Antiferroelectricity and ferroelectricity in A-site doped silver niobate lead-free ceramics

Abstract

AgNbO3-based ceramics have been considered as promising lead-free materials for energy storage applications. The antiferroelectricity stability is a key factor for energy storage performance, which can be affected by Goldschmidt tolerance factor (t), phase structure and so on. The competition between t and phase structure was designed in A-site doped AgNbO3 ceramics. Li-doping leads to reduced t and a phase transition from monoclinic antiferroelectric phase to rhombohedral ferroelectric phase. Na-doping results in decreased t without phase transition. K-doping causes a phase transition from monoclinic antiferroelectric phase to orthorhombic ferroelectric phase.

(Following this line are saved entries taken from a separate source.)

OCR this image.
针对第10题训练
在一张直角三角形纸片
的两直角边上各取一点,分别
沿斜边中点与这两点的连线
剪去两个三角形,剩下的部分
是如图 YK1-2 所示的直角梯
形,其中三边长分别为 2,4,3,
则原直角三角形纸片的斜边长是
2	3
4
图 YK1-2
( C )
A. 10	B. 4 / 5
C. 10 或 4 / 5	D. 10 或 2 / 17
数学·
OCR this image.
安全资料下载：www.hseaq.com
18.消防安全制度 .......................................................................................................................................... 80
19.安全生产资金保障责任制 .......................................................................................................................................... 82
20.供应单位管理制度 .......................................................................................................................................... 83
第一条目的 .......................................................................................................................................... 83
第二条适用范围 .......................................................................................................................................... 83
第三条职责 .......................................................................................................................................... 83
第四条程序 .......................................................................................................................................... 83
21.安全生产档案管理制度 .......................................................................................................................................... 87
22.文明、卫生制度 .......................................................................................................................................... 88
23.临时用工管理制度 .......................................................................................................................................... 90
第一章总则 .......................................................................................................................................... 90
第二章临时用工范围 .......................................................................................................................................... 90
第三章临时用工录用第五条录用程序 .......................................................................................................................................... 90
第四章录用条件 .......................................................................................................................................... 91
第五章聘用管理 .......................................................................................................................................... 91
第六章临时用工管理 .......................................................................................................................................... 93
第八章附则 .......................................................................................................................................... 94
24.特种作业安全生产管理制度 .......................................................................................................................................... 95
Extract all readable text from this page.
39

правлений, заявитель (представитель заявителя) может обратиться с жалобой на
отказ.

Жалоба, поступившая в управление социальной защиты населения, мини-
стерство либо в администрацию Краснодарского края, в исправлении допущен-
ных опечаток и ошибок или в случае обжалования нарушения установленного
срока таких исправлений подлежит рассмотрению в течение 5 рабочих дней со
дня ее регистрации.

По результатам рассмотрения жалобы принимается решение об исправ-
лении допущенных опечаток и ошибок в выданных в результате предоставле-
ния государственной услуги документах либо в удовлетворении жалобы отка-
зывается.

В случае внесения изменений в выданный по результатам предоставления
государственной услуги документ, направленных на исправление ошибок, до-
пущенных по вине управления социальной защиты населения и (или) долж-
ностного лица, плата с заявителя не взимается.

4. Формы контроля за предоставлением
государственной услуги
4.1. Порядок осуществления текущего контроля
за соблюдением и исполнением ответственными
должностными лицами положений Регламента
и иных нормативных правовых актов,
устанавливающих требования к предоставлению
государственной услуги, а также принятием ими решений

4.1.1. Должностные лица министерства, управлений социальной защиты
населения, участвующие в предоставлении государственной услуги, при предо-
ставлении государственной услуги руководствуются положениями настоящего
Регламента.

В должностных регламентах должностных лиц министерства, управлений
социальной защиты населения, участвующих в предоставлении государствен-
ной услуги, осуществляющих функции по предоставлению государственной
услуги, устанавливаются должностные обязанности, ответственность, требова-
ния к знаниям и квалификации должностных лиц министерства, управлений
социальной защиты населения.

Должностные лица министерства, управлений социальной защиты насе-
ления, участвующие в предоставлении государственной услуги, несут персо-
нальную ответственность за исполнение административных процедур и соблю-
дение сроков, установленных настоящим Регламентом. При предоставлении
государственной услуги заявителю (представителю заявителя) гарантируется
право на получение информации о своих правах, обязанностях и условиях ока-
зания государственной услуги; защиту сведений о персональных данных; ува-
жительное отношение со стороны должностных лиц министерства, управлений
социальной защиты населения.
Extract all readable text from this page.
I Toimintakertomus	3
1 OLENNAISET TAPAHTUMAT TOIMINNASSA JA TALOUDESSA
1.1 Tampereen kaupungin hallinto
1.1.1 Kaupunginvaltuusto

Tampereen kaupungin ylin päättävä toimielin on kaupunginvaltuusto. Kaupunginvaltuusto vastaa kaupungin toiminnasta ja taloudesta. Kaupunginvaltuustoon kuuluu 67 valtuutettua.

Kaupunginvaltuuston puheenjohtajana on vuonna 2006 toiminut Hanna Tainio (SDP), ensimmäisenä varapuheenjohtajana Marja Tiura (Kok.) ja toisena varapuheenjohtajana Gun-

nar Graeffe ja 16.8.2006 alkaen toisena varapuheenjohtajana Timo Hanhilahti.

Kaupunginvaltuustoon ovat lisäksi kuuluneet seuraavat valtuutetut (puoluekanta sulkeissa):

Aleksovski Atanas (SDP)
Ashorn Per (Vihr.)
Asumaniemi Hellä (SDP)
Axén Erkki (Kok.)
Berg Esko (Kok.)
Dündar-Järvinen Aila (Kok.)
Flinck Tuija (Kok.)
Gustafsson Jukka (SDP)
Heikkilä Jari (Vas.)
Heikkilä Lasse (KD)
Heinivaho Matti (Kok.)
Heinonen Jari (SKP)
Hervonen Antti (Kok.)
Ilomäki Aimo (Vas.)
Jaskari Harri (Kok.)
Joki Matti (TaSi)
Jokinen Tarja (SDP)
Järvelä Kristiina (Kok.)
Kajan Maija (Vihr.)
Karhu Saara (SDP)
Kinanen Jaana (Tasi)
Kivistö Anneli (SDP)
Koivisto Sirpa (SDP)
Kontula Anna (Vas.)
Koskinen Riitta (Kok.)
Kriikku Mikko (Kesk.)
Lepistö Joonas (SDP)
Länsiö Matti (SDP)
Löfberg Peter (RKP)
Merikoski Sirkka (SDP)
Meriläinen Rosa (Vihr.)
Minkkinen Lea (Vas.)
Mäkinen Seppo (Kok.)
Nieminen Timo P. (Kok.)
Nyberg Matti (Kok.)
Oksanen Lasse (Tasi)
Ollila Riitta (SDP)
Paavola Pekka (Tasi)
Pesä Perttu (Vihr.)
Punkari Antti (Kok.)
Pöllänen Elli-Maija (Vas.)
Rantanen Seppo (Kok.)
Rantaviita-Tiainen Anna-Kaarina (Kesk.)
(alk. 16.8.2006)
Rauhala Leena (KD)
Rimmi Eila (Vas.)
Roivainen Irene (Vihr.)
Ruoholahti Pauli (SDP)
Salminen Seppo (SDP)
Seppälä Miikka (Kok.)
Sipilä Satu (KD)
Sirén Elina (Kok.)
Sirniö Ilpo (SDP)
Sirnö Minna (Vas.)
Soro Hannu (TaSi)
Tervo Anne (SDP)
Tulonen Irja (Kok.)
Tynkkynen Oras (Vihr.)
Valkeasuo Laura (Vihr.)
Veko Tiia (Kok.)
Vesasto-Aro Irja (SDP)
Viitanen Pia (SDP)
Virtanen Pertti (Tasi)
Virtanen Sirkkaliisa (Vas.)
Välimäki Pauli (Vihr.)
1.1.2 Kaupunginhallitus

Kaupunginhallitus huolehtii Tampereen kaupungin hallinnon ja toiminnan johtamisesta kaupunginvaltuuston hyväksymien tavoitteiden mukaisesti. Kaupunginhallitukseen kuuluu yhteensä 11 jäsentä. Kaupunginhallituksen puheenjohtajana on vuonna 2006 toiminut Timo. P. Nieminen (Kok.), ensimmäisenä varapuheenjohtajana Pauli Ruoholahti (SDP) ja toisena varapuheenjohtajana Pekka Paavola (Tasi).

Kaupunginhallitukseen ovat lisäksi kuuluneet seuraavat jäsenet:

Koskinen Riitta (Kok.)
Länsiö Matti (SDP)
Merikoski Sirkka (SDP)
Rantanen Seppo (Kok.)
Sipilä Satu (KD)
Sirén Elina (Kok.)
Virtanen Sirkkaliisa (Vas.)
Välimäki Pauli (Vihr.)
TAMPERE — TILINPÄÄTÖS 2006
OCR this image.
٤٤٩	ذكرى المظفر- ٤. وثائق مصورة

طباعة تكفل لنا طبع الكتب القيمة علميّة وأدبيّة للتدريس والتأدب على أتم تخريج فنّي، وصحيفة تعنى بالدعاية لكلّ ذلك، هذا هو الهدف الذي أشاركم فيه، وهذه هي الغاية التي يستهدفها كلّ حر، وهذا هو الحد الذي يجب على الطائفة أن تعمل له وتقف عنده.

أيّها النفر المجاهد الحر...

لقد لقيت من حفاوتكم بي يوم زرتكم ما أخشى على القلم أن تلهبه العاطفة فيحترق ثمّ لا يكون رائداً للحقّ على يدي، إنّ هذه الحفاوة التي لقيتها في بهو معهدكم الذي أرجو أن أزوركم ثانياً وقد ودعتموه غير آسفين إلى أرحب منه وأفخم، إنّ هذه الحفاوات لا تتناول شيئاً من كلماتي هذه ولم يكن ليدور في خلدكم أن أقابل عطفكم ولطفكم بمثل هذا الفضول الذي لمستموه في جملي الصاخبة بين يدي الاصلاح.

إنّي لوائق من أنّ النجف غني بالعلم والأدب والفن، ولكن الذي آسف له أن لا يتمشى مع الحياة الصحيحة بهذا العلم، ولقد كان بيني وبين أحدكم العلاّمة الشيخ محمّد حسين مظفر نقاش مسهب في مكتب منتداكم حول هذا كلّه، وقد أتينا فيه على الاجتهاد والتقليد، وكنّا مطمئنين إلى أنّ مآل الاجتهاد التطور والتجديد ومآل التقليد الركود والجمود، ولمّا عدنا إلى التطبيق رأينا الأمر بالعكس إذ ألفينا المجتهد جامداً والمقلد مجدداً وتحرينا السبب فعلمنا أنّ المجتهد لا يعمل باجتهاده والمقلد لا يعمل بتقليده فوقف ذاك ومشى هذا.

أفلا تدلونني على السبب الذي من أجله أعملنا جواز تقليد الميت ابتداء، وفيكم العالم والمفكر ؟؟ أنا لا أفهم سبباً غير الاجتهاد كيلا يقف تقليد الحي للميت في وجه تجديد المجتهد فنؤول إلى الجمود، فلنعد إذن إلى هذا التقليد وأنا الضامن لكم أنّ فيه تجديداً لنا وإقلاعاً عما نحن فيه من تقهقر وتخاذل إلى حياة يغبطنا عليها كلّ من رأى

The enhanced ferroelectricity in (Ag1-xLix)NbO3 and (Ag1-xKx)NbO3 ceramics is due to the appearances of rhombohedral and orthorhombic phase, respectively. The enhanced antiferroelectricity in (Ag1-xNax)NbO3 ceramics is attributed to the decreased t. By analyzing t, phase structure and antiferroelectricity/ferroelectricity, it seems that the phase structure is dominating in determining the ferroelectricity/antiferroelectricity rather than t in A-site doped AgNbO3 ceramics.